In the meantime, state workforce agencies, including the Georgia Department of Labor, are telling benefits recipients to continue filing claims as normal. Agencies are making it clear to recipients who they can thank for any missed checks. "There are currently more than 1.5 million people in California certifying for UI benefits," says a release from the California Employment Development Department. "All claimants would be affected at one point or another by limits to the total of extension benefits available if no further congressional action is taken."

The current lapse is the third Congress has caused so far this year. The National Association of State Workforce Agencies calls the lapses a "huge" administrative burden on state labor departments. The uncertainty takes a toll on the unemployed as well.

"As the weeks pass it gets more difficult to restart the program," said NASWA president Rich Hobbie. "They're being overwhelmed by claimants wondering if they'll have the ability to survive."

Several unemployment recipients have told HuffPost they resent the fact that people laid off at different times are eligible for different durations of benefits.

"I actually feel a bit like I am being discriminated against," wrote a Falls Church, Va. woman in an email to HuffPost. "The company laid me off last September, and closed their doors the next month... Others who got laid off before me are still receiving benefits. But because I did not get laid until October, I cannot receive any extended help. Why is it that people that worked and were able to keep a job longer, got less help?"

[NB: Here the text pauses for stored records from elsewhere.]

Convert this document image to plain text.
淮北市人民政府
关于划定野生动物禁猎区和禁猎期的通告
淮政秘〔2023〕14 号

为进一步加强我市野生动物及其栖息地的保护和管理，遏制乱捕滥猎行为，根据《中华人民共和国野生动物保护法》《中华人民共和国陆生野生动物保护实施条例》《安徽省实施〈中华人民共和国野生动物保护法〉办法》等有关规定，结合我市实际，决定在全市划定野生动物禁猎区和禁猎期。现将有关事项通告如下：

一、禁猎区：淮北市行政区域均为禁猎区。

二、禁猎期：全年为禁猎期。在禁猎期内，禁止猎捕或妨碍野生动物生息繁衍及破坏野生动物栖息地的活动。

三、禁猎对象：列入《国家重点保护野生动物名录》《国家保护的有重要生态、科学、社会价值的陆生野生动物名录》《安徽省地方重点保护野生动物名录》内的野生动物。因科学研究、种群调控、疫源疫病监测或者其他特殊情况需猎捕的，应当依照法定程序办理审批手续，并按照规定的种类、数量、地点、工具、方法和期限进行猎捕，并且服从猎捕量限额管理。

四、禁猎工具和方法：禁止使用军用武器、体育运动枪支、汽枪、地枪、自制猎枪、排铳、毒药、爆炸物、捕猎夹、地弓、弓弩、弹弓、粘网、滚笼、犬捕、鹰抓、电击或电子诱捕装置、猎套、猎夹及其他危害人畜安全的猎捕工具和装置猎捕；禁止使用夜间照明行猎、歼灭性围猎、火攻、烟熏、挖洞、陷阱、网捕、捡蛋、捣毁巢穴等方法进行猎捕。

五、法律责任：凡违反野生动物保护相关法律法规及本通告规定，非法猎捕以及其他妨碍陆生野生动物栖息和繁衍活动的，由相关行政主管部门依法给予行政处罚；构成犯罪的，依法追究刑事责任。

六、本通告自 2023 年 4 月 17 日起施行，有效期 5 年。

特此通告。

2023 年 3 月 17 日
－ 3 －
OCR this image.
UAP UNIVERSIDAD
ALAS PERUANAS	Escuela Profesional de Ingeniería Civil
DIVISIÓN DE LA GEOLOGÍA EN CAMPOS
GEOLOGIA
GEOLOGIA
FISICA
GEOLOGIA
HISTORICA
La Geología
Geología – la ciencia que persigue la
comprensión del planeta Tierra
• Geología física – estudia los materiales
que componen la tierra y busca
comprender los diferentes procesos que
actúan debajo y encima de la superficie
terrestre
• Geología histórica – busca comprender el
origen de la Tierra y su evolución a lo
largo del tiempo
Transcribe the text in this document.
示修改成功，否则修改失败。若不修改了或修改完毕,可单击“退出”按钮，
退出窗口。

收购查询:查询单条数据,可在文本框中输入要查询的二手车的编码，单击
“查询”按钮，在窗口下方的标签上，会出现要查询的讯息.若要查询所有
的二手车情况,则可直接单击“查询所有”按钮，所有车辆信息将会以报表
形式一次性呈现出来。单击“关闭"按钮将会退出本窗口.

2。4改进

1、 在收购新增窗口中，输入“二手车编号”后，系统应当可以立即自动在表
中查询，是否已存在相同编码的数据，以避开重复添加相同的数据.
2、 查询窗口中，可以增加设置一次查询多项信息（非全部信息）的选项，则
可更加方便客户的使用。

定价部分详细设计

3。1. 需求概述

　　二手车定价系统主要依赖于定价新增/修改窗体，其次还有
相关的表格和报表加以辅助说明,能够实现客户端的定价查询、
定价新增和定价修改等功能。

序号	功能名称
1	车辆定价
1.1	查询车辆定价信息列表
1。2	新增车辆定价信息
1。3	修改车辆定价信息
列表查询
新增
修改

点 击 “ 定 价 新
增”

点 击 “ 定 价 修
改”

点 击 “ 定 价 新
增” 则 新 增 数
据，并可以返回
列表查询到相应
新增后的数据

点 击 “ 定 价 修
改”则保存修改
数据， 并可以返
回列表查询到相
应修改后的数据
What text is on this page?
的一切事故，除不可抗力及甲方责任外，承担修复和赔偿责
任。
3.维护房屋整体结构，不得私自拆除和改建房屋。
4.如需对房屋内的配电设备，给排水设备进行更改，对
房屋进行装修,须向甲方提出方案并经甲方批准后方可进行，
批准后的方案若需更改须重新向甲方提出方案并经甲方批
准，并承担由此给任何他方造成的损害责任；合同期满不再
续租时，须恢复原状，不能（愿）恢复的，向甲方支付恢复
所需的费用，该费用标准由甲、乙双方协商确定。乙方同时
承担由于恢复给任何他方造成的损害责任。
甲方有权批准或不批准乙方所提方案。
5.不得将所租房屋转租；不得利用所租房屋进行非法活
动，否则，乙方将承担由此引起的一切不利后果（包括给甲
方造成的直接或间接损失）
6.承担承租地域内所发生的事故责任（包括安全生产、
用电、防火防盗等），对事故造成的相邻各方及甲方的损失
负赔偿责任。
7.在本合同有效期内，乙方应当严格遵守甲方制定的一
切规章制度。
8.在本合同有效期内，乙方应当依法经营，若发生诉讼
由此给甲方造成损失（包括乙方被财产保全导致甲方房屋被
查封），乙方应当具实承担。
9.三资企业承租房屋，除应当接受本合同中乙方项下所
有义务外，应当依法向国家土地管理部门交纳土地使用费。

Senate Majority Leader Harry Reid (D-Nev.) said on the Senate floor Monday that the Senate "could" finish up the legislation to reauthorize the benefits this week. By Friday, 1.2 million people will have prematurely exhausted their extended benefits. There's little disagreement over the need for the benefits, given the fact that the unemployment rate is currently higher than when the programs were put in place, but conservative Democrats in the House and Senate have begun to agree with Republicans that extending jobless aid isn't quite worth adding to the deficit.

"When the Senate refuses to pass good bills, people in our state pay the price. We're hoping to avoid more of that this week," Reid said. "Right now, Nevada's unemployment rate is the highest in the country. Victims of the recession who have been out of work for a long time are struggling to make ends meet while they're looking and searching to find a job. This bill extends the emergency unemployment assistance they need, critical help that for many has expired and dried up. Every day we don't act, those families in Nevada and across the nation continue to suffer unnecessary pain."